The logging
handler classes have a flush() method.
And looking at the code, logging.FileHandler
does not pass a specific buffering mode when calling open()
. Therefore when you write to a log file, it will be buffered using a default block size.
Is that correct?
It surprises me, because when I manage my own system, I am used to watching log files as a live (or near-live) view on the system. For this use case, line-buffering is desired. Also, traditional syslog() to a logging daemon does not buffer messages.
I am interested in Python versions 2.7 and 3.7.
Not really. It will flush each individual message, which is what you want.
FileHandler inherits from StreamHandler. StreamHandler calls self.flush() after every write() to the stream.
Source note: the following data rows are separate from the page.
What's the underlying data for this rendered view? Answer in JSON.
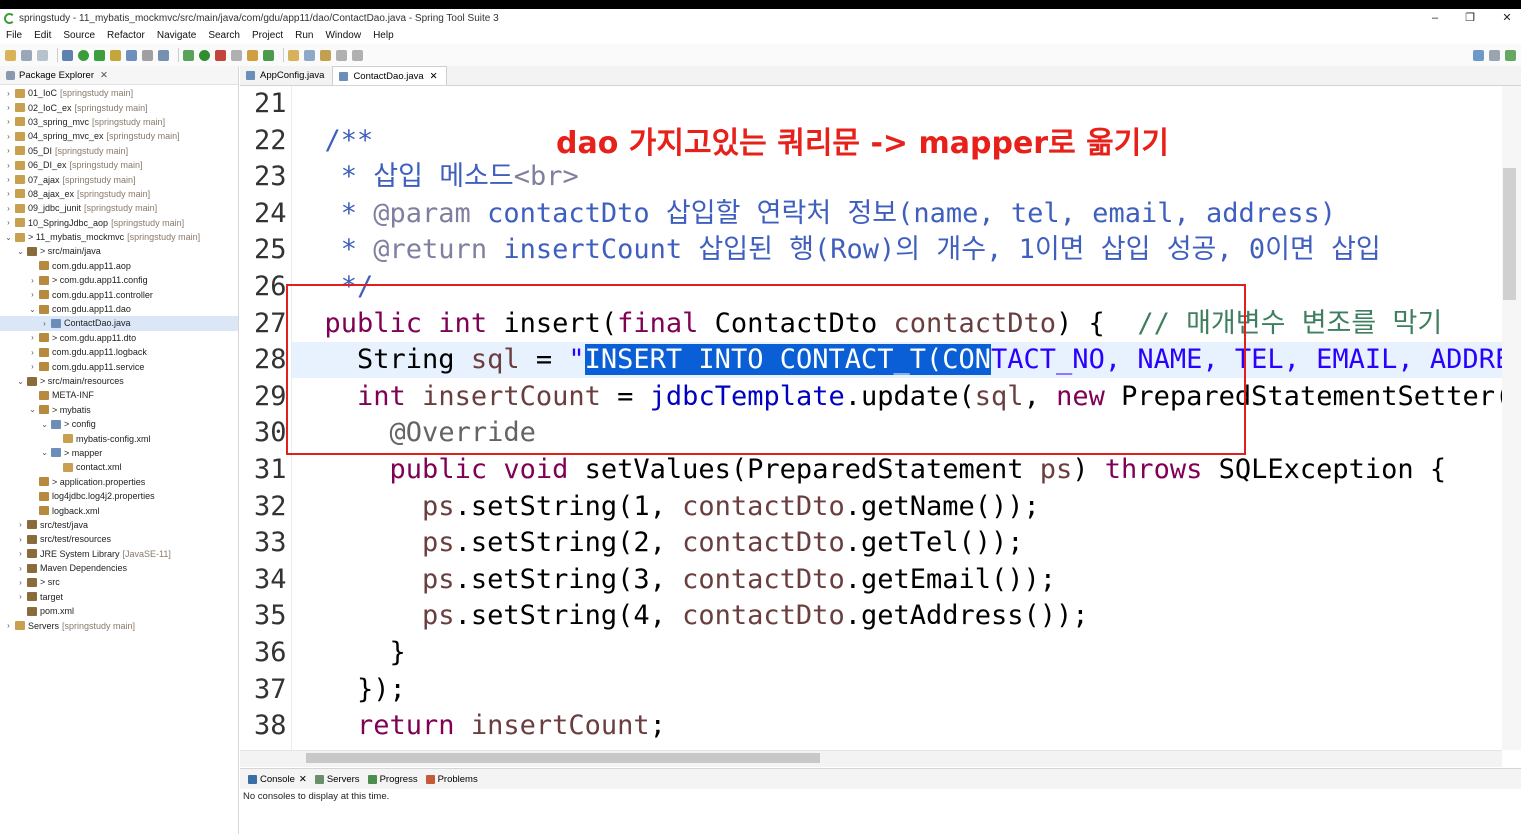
{
  "window": {
    "title": "springstudy - 11_mybatis_mockmvc/src/main/java/com/gdu/app11/dao/ContactDao.java - Spring Tool Suite 3",
    "minimize": "–",
    "maximize": "❐",
    "close": "✕"
  },
  "menu": [
    "File",
    "Edit",
    "Source",
    "Refactor",
    "Navigate",
    "Search",
    "Project",
    "Run",
    "Window",
    "Help"
  ],
  "package_explorer": {
    "tab_label": "Package Explorer",
    "items": [
      {
        "indent": 0,
        "arrow": "›",
        "label": "01_IoC",
        "tag": "[springstudy main]"
      },
      {
        "indent": 0,
        "arrow": "›",
        "label": "02_IoC_ex",
        "tag": "[springstudy main]"
      },
      {
        "indent": 0,
        "arrow": "›",
        "label": "03_spring_mvc",
        "tag": "[springstudy main]"
      },
      {
        "indent": 0,
        "arrow": "›",
        "label": "04_spring_mvc_ex",
        "tag": "[springstudy main]"
      },
      {
        "indent": 0,
        "arrow": "›",
        "label": "05_DI",
        "tag": "[springstudy main]"
      },
      {
        "indent": 0,
        "arrow": "›",
        "label": "06_DI_ex",
        "tag": "[springstudy main]"
      },
      {
        "indent": 0,
        "arrow": "›",
        "label": "07_ajax",
        "tag": "[springstudy main]"
      },
      {
        "indent": 0,
        "arrow": "›",
        "label": "08_ajax_ex",
        "tag": "[springstudy main]"
      },
      {
        "indent": 0,
        "arrow": "›",
        "label": "09_jdbc_junit",
        "tag": "[springstudy main]"
      },
      {
        "indent": 0,
        "arrow": "›",
        "label": "10_SpringJdbc_aop",
        "tag": "[springstudy main]"
      },
      {
        "indent": 0,
        "arrow": "⌄",
        "label": "> 11_mybatis_mockmvc",
        "tag": "[springstudy main]"
      },
      {
        "indent": 1,
        "arrow": "⌄",
        "label": "> src/main/java",
        "tag": ""
      },
      {
        "indent": 2,
        "arrow": "",
        "label": "com.gdu.app11.aop",
        "tag": ""
      },
      {
        "indent": 2,
        "arrow": "›",
        "label": "> com.gdu.app11.config",
        "tag": ""
      },
      {
        "indent": 2,
        "arrow": "›",
        "label": "com.gdu.app11.controller",
        "tag": ""
      },
      {
        "indent": 2,
        "arrow": "⌄",
        "label": "com.gdu.app11.dao",
        "tag": ""
      },
      {
        "indent": 3,
        "arrow": "›",
        "label": "ContactDao.java",
        "tag": ""
      },
      {
        "indent": 2,
        "arrow": "›",
        "label": "> com.gdu.app11.dto",
        "tag": ""
      },
      {
        "indent": 2,
        "arrow": "›",
        "label": "com.gdu.app11.logback",
        "tag": ""
      },
      {
        "indent": 2,
        "arrow": "›",
        "label": "com.gdu.app11.service",
        "tag": ""
      },
      {
        "indent": 1,
        "arrow": "⌄",
        "label": "> src/main/resources",
        "tag": ""
      },
      {
        "indent": 2,
        "arrow": "",
        "label": "META-INF",
        "tag": ""
      },
      {
        "indent": 2,
        "arrow": "⌄",
        "label": "> mybatis",
        "tag": ""
      },
      {
        "indent": 3,
        "arrow": "⌄",
        "label": "> config",
        "tag": ""
      },
      {
        "indent": 4,
        "arrow": "",
        "label": "mybatis-config.xml",
        "tag": ""
      },
      {
        "indent": 3,
        "arrow": "⌄",
        "label": "> mapper",
        "tag": ""
      },
      {
        "indent": 4,
        "arrow": "",
        "label": "contact.xml",
        "tag": ""
      },
      {
        "indent": 2,
        "arrow": "",
        "label": "> application.properties",
        "tag": ""
      },
      {
        "indent": 2,
        "arrow": "",
        "label": "log4jdbc.log4j2.properties",
        "tag": ""
      },
      {
        "indent": 2,
        "arrow": "",
        "label": "logback.xml",
        "tag": ""
      },
      {
        "indent": 1,
        "arrow": "›",
        "label": "src/test/java",
        "tag": ""
      },
      {
        "indent": 1,
        "arrow": "›",
        "label": "src/test/resources",
        "tag": ""
      },
      {
        "indent": 1,
        "arrow": "›",
        "label": "JRE System Library",
        "tag": "[JavaSE-11]"
      },
      {
        "indent": 1,
        "arrow": "›",
        "label": "Maven Dependencies",
        "tag": ""
      },
      {
        "indent": 1,
        "arrow": "›",
        "label": "> src",
        "tag": ""
      },
      {
        "indent": 1,
        "arrow": "›",
        "label": "target",
        "tag": ""
      },
      {
        "indent": 1,
        "arrow": "",
        "label": "pom.xml",
        "tag": ""
      },
      {
        "indent": 0,
        "arrow": "›",
        "label": "Servers",
        "tag": "[springstudy main]"
      }
    ],
    "selected_index": 16
  },
  "editor": {
    "tabs": [
      {
        "label": "AppConfig.java",
        "active": false
      },
      {
        "label": "ContactDao.java",
        "active": true
      }
    ],
    "annotation": "dao 가지고있는 쿼리문 -> mapper로 옮기기",
    "line_numbers": [
      "21",
      "22",
      "23",
      "24",
      "25",
      "26",
      "27",
      "28",
      "29",
      "30",
      "31",
      "32",
      "33",
      "34",
      "35",
      "36",
      "37",
      "38"
    ],
    "code_lines": [
      [
        {
          "t": "",
          "c": "plain"
        }
      ],
      [
        {
          "t": "  /**",
          "c": "com"
        }
      ],
      [
        {
          "t": "   * 삽입 메소드",
          "c": "com"
        },
        {
          "t": "<br>",
          "c": "tag"
        }
      ],
      [
        {
          "t": "   * ",
          "c": "com"
        },
        {
          "t": "@param",
          "c": "tag"
        },
        {
          "t": " contactDto 삽입할 연락처 정보(name, tel, email, address)",
          "c": "com"
        }
      ],
      [
        {
          "t": "   * ",
          "c": "com"
        },
        {
          "t": "@return",
          "c": "tag"
        },
        {
          "t": " insertCount 삽입된 행(Row)의 개수, 1이면 삽입 성공, 0이면 삽입",
          "c": "com"
        }
      ],
      [
        {
          "t": "   */",
          "c": "com"
        }
      ],
      [
        {
          "t": "  ",
          "c": "plain"
        },
        {
          "t": "public int",
          "c": "kw"
        },
        {
          "t": " insert(",
          "c": "plain"
        },
        {
          "t": "final",
          "c": "kw"
        },
        {
          "t": " ContactDto ",
          "c": "plain"
        },
        {
          "t": "contactDto",
          "c": "var"
        },
        {
          "t": ") {  ",
          "c": "plain"
        },
        {
          "t": "// 매개변수 변조를 막기",
          "c": "lcom"
        }
      ],
      [
        {
          "t": "    String ",
          "c": "plain"
        },
        {
          "t": "sql",
          "c": "var"
        },
        {
          "t": " = ",
          "c": "plain"
        },
        {
          "t": "\"",
          "c": "str"
        },
        {
          "t": "INSERT INTO CONTACT_T(CON",
          "c": "sel"
        },
        {
          "t": "TACT_NO, NAME, TEL, EMAIL, ADDRES",
          "c": "str"
        }
      ],
      [
        {
          "t": "    ",
          "c": "plain"
        },
        {
          "t": "int",
          "c": "kw"
        },
        {
          "t": " ",
          "c": "plain"
        },
        {
          "t": "insertCount",
          "c": "var"
        },
        {
          "t": " = ",
          "c": "plain"
        },
        {
          "t": "jdbcTemplate",
          "c": "fld"
        },
        {
          "t": ".update(",
          "c": "plain"
        },
        {
          "t": "sql",
          "c": "var"
        },
        {
          "t": ", ",
          "c": "plain"
        },
        {
          "t": "new",
          "c": "kw"
        },
        {
          "t": " PreparedStatementSetter()",
          "c": "plain"
        }
      ],
      [
        {
          "t": "      ",
          "c": "plain"
        },
        {
          "t": "@Override",
          "c": "ann"
        }
      ],
      [
        {
          "t": "      ",
          "c": "plain"
        },
        {
          "t": "public void",
          "c": "kw"
        },
        {
          "t": " setValues(PreparedStatement ",
          "c": "plain"
        },
        {
          "t": "ps",
          "c": "var"
        },
        {
          "t": ") ",
          "c": "plain"
        },
        {
          "t": "throws",
          "c": "kw"
        },
        {
          "t": " SQLException {",
          "c": "plain"
        }
      ],
      [
        {
          "t": "        ",
          "c": "plain"
        },
        {
          "t": "ps",
          "c": "var"
        },
        {
          "t": ".setString(1, ",
          "c": "plain"
        },
        {
          "t": "contactDto",
          "c": "var"
        },
        {
          "t": ".getName());",
          "c": "plain"
        }
      ],
      [
        {
          "t": "        ",
          "c": "plain"
        },
        {
          "t": "ps",
          "c": "var"
        },
        {
          "t": ".setString(2, ",
          "c": "plain"
        },
        {
          "t": "contactDto",
          "c": "var"
        },
        {
          "t": ".getTel());",
          "c": "plain"
        }
      ],
      [
        {
          "t": "        ",
          "c": "plain"
        },
        {
          "t": "ps",
          "c": "var"
        },
        {
          "t": ".setString(3, ",
          "c": "plain"
        },
        {
          "t": "contactDto",
          "c": "var"
        },
        {
          "t": ".getEmail());",
          "c": "plain"
        }
      ],
      [
        {
          "t": "        ",
          "c": "plain"
        },
        {
          "t": "ps",
          "c": "var"
        },
        {
          "t": ".setString(4, ",
          "c": "plain"
        },
        {
          "t": "contactDto",
          "c": "var"
        },
        {
          "t": ".getAddress());",
          "c": "plain"
        }
      ],
      [
        {
          "t": "      }",
          "c": "plain"
        }
      ],
      [
        {
          "t": "    });",
          "c": "plain"
        }
      ],
      [
        {
          "t": "    ",
          "c": "plain"
        },
        {
          "t": "return",
          "c": "kw"
        },
        {
          "t": " ",
          "c": "plain"
        },
        {
          "t": "insertCount",
          "c": "var"
        },
        {
          "t": ";",
          "c": "plain"
        }
      ]
    ]
  },
  "console": {
    "tabs": [
      "Console",
      "Servers",
      "Progress",
      "Problems"
    ],
    "message": "No consoles to display at this time."
  },
  "colors": {
    "selection": "#0a5fd6",
    "annotation_red": "#e8201a",
    "keyword": "#7f0055",
    "comment": "#3f5fbf"
  }
}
The flush() method starts to make more sense if you look at logging.MemoryHandler
. For programs which want to add buffering, MemoryHandler allows wrapping another handler, and buffering a set number of messages. It will also flush immediately on messages above a set severity level. logging
does not include a handler which automatically flushes every second or so, but you could always write one yourself.
The flush calls in StreamHandler also mean that it does what you want, if your program is run as a systemd
service and you log to stderr
. Python 3 requires flushes in this case. Python 3 currently uses block buffering for stderr when it is not a TTY. See discussion on Python issue 13597
I think I was confused by the StreamHandler code. If the user never needed to call the flush() method, why would StreamHandler define a non-empty, publicly documented implementation?
I think I was assuming too much, and I did not allow for how inheritance (argh) is used here. E.g. the base Handler class has an empty flush() method, but StreamHandler does not want to inherit that because it has a weird docstring "This version does nothing and is intended to be implemented by subclasses".